Cancer is the second-leading cause of death worldwide, accounting for roughly 10 million deaths each year. It is not a single disease but a family of disorders united by a common logic: the breakdown of the control circuits that keep cells faithful to a multicellular contract.
This course is structured as a top-down dissection of that breakdown — starting from the integrating Hallmarks framework (Hanahan & Weinberg), then descending through genetics, cell-cycle control, DNA repair, metabolism, the tumour microenvironment, metastasis, and ending with the therapies built to attack each vulnerability. The course pulls together material from cell signaling, metabolism, molecular biology, and pharmacology — cancer is where all of biology meets clinical reality.
Course Parts
Hallmarks of Cancer
The Hanahan-Weinberg framework: eight acquired capabilities and two enabling characteristics that distinguish malignant from normal cells.
Genetic Basis
Oncogenes, tumour-suppressor genes, the two-hit hypothesis, driver vs. passenger mutations, mutational signatures.
Cell-Cycle Dysregulation
CDKs, the Rb–E2F switch, p53 as guardian of the genome, checkpoint failure, and replication stress.
Genome Instability & DNA Repair
MMR, NER, BER, HR, NHEJ. BRCA1/2, Lynch syndrome, mutator phenotypes, microsatellite instability, synthetic-lethal targeting.
Cancer Metabolism
Warburg effect, glutaminolysis, lipogenic switch, oncometabolites (2-HG, succinate, fumarate), the Hallmark of Reprogrammed Metabolism.
Tumour Microenvironment
Hypoxia & HIF, angiogenesis (VEGF), stromal CAFs, immune evasion, PD-L1, the immunoediting framework.
Metastasis
EMT, invadopodia, intravasation/extravasation, organ tropism (Paget seed-and-soil), dormancy, premetastatic niches.
Therapy
Cytotoxic chemo, targeted kinase inhibitors, antibody therapy, immune checkpoint blockade, CAR-T, radiotherapy, drug resistance.
What you’ll learn
- Read a tumour-genomic profile and identify driver vs. passenger mutations.

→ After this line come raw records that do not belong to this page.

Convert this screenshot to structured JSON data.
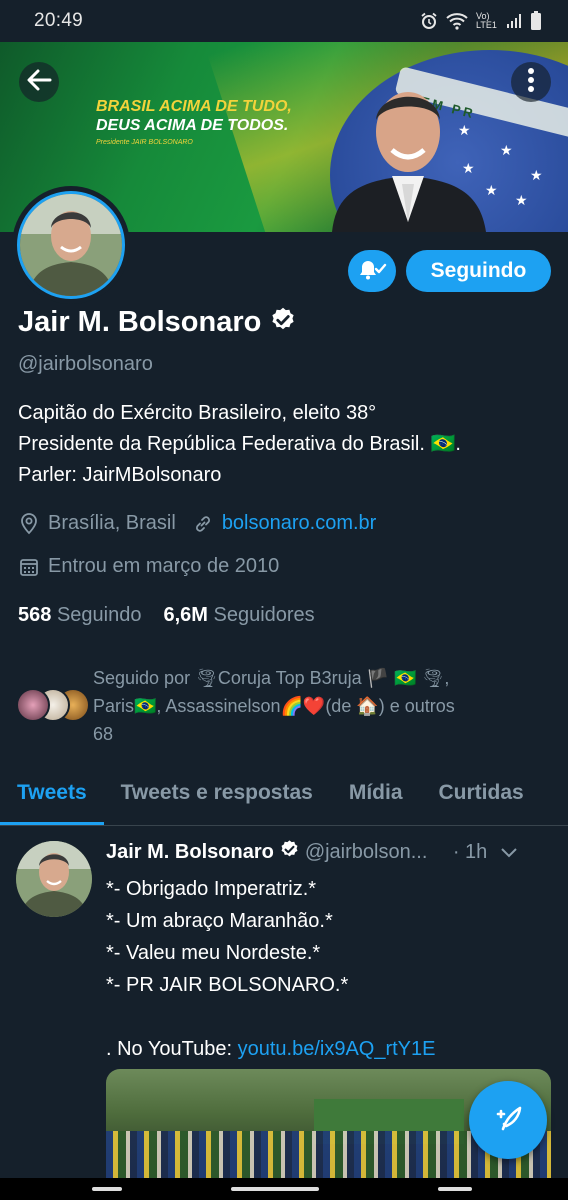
{
  "status_bar": {
    "time": "20:49",
    "network": "Vo) LTE1"
  },
  "banner": {
    "slogan_line1": "BRASIL ACIMA DE TUDO,",
    "slogan_line2": "DEUS ACIMA DE TODOS.",
    "signature": "Presidente JAIR BOLSONARO",
    "flag_band_text": "EM PR"
  },
  "profile": {
    "follow_button_label": "Seguindo",
    "name": "Jair M. Bolsonaro",
    "handle": "@jairbolsonaro",
    "bio_line1": "Capitão do Exército Brasileiro, eleito 38°",
    "bio_line2": "Presidente da República Federativa do Brasil. 🇧🇷.",
    "bio_line3": "Parler: JairMBolsonaro",
    "location": "Brasília, Brasil",
    "website": "bolsonaro.com.br",
    "joined": "Entrou em março de 2010",
    "following_count": "568",
    "following_label": "Seguindo",
    "followers_count": "6,6M",
    "followers_label": "Seguidores",
    "followed_by_line1": "Seguido por 🌪Coruja Top B3ruja 🏴 🇧🇷 🌪,",
    "followed_by_line2": "Paris🇧🇷, Assassinelson🌈❤️(de 🏠) e outros",
    "followed_by_line3": "68"
  },
  "tabs": [
    {
      "label": "Tweets",
      "active": true
    },
    {
      "label": "Tweets e respostas",
      "active": false
    },
    {
      "label": "Mídia",
      "active": false
    },
    {
      "label": "Curtidas",
      "active": false
    }
  ],
  "tweet": {
    "author_name": "Jair M. Bolsonaro",
    "author_handle": "@jairbolson...",
    "time": "· 1h",
    "lines": [
      "*- Obrigado Imperatriz.*",
      "*- Um abraço Maranhão.*",
      "*- Valeu meu Nordeste.*",
      "*- PR JAIR BOLSONARO.*"
    ],
    "link_prefix": ". No YouTube: ",
    "link_text": "youtu.be/ix9AQ_rtY1E"
  },
  "colors": {
    "background": "#15202b",
    "accent": "#1da1f2",
    "secondary_text": "#8899a6",
    "divider": "#38444d"
  },
  "icons": [
    "back-arrow-icon",
    "overflow-menu-icon",
    "bell-check-icon",
    "verified-badge-icon",
    "location-pin-icon",
    "link-icon",
    "calendar-icon",
    "chevron-down-icon",
    "compose-tweet-icon",
    "alarm-icon",
    "wifi-icon",
    "signal-icon",
    "battery-icon"
  ]
}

- Map a kinase signalling cascade onto its therapeutic vulnerabilities.
- Explain the Warburg effect and why cancer cells are lipogenic.
- Reason about synthetic-lethal targeting (PARP-i in BRCA-mutant tumours).
- Describe immune checkpoint biology and predict response to anti-PD-1.
- Trace metastatic progression through EMT, intravasation, and organ tropism.
- Connect cell-cycle checkpoint failure to genomic instability and aneuploidy.
- Anticipate the molecular basis of acquired drug resistance.
Prerequisites
Working knowledge of cell biology, basic biochemistry, and central-dogma molecular biology. The course cross-references Cell Physiology, Molecular Biology, and Biochemistry; modules in those courses are linked at the relevant moments.